Ex parte Travis C. Aderhold (In re: Massey Chevrolet, Inc. v. Travis C. Aderhold):
On May 22, 2009, the Alabama Supreme Court denied a petition for writ of certiorari filed by the employee as a result of the Alabama Court of Civil Appeals decision in Massey Chevrolet, Inc. v. Travis C. Aderhold. The prior opinion was previously reported in this blawg on January 23, 2009. As a short recap, the authorized treating physician referred the employee to two different pain management doctors. One was supposed to handle pain management and the other was simply supposed to perform a procedure. When the procedure doctor tried to perform other treatment not dictated by the authorized treating physician, the employer denied it. the employee sought relief from the trial judge and the judge ordered that the procedure doctor be considered an authorized treating physician.
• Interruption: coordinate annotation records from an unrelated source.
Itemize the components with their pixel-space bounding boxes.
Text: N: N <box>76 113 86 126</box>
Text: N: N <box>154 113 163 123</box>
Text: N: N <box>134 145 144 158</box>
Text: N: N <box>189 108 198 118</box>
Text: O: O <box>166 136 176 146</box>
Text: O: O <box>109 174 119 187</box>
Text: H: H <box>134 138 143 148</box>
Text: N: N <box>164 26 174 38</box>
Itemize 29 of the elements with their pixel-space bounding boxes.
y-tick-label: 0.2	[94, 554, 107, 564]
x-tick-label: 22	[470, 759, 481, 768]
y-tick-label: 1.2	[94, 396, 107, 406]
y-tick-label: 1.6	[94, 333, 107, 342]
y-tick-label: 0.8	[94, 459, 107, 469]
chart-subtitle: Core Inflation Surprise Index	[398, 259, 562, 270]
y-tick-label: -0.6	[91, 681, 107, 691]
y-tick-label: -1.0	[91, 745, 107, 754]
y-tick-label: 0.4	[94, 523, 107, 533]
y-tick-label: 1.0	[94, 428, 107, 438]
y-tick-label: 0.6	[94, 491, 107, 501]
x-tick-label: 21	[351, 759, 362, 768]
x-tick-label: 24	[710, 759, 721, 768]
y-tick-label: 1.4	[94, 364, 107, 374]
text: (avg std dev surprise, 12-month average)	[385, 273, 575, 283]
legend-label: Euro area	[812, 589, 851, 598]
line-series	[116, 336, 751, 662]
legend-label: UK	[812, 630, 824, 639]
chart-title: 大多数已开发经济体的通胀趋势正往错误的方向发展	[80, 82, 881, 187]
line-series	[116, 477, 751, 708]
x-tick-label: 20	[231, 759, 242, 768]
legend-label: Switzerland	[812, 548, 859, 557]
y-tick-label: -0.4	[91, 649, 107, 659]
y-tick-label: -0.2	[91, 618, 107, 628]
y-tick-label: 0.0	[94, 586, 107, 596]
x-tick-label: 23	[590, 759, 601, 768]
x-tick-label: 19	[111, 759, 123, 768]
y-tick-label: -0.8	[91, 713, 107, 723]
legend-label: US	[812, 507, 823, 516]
The Court of Civil Appeals ruled that the procedure doctor was not an authorized treating physician because the employee was sent to him for a "limited purpose." Interestingly, the Court of Civil Appeals did consider the other pain management doctor to be an authorized treating physician because the employee had been referred to him for on going medical care.
Although the Supreme Court denied the petition with no opinion, Justice Murdock issued a special concurring opinion in which he asserted that he agreed with the result but disagreed that the doctor providing on going pain management should be considered an authorized treating physician. According to Justice Murdock, only the initial treating physician was the true authorized treating physician.